同社が47都道府県の延べ2万9千人を対象に3月に実施した調査によると、水や食料など非常食の準備をしているのは、熊本が74%で九州1位、全国で7位だった。熊本はワースト4位だった昨年2月の調査から16ポイントアップした。熊本地震の直後に支援物資が不足した実体験が影響したとみられる。熊本地震で家屋被害などがあった大分は65%で全国18位。九州の最下位は福岡で55%だった。全国1位は、東日本大震災を経験した宮城の77%。
「何日分の非常食を備えているか」では、熊本が2・5日分で全国8位。ワースト2位だった昨年調査(1・5日分)から急上昇した。南海トラフ地震で大津波による被害が予想される宮崎県は全国平均と同じ2・2日分。他の九州5県は平均を下回った。
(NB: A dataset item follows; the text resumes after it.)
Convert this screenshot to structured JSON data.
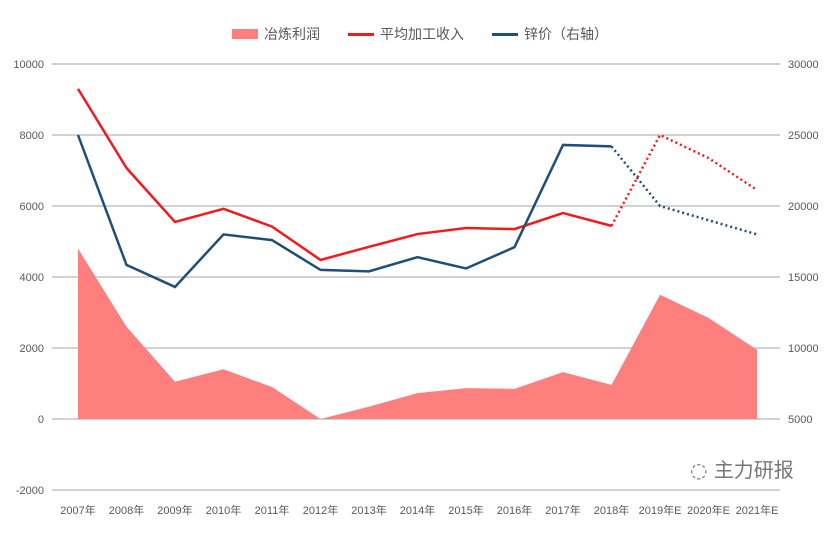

家や家具への対策の実施率でも、熊本が昨年の38%から55%にアップ。宮城に続き全国2位となった。マグニチュード7以上の地震を起こす可能性が高いとされる主要活断層帯「警固断層帯」などがあり、専門家が警鐘を鳴らす福岡は32%。佐賀、長崎、鹿児島も約3割と低かった。
防災士で東日本大震災、熊本地震を経験した熊本県和水町の柳原志保さん(44)は「最低3日間は自分たちでしのげる備蓄が必要。住宅の耐震化、家具の固定以外にも、避難する動線を確保できるよう家具を配置するなど、できることから始めてほしい」と話した。